The basement was being transformed into cells in double time, so they had somewhere to put the profiteer, and there was room for another couple of prisoners, but they were trying to make sure that the sizeable corner building’s entire basement could be transformed into cells. Even this shopkeeper was a case in point that the local Party members had not taken their responsibilities seriously enough.
They had to put things in order!
The steelworker’s brother twitched every time they slapped the woman, and at all the shouting, but he quickly relaxed and then listened to the screams with excitement and pleasure.
Beating up a grown-up…and a woman at that!

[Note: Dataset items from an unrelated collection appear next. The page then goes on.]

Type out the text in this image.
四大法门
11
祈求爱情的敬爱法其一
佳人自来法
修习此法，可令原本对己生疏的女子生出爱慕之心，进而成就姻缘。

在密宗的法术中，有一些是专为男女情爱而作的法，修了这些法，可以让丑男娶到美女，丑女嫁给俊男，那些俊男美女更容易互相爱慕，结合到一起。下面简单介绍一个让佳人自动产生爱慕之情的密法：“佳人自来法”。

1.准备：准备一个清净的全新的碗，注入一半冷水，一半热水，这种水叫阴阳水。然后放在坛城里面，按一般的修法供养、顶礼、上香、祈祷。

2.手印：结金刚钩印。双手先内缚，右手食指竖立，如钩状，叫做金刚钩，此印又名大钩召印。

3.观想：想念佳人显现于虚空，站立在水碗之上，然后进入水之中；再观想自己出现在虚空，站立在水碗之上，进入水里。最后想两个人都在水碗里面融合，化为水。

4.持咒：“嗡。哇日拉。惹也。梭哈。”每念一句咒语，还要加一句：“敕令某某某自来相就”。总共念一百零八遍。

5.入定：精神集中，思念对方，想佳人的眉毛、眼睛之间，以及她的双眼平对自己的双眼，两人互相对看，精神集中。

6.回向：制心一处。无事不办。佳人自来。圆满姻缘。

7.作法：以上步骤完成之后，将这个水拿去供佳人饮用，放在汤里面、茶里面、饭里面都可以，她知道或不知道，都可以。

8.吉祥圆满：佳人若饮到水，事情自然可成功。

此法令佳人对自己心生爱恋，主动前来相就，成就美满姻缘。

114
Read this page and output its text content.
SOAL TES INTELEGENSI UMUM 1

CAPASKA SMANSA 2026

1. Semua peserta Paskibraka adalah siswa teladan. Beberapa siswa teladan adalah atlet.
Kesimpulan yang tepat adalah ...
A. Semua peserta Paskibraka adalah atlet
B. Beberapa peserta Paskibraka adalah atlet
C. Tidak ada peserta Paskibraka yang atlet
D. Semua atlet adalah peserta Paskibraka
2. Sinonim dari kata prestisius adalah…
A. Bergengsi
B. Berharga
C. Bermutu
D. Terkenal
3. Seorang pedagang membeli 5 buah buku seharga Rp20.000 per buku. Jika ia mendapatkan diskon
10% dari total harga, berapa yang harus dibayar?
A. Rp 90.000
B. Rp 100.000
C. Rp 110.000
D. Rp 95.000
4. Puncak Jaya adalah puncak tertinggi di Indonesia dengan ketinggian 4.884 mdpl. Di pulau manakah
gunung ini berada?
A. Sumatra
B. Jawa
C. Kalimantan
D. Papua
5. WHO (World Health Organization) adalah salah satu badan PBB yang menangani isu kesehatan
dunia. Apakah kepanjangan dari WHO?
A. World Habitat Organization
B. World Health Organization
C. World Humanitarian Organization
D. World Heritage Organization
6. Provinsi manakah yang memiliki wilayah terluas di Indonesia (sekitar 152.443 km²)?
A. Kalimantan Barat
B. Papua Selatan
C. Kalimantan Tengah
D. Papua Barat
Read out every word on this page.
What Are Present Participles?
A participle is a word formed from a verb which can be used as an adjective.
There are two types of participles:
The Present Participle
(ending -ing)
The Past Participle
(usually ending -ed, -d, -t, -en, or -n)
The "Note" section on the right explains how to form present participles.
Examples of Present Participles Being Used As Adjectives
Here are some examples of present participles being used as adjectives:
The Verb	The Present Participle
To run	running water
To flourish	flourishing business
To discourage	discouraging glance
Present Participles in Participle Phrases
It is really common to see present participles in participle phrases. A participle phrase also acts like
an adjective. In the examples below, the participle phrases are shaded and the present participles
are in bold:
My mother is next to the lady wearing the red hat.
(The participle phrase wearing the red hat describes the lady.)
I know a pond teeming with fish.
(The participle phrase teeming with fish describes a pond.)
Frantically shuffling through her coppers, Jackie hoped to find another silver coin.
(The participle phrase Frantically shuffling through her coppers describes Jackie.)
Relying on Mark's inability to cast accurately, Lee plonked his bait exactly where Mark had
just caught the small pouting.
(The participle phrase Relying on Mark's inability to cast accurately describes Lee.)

It turns out it was possible, and in fact pleasurable, and a service to the fatherland to boot!
There were others, too, waiting for Dénes Bokor. But Robi was paying attention and at a convenient moment indicated that they wanted to have a word with him in private.
It was no mean feat enduring a handshake from the head of the Defence and Retribution section. Some people felt shaken just by the way he looked at them. In the very depths of their souls. But Robi had been right, and they’d take the steelworker’s brother in as one of their own.
“All I’m going to say is: from now on, respect yourself!” All there was left was to show him around and introduce him to everyone.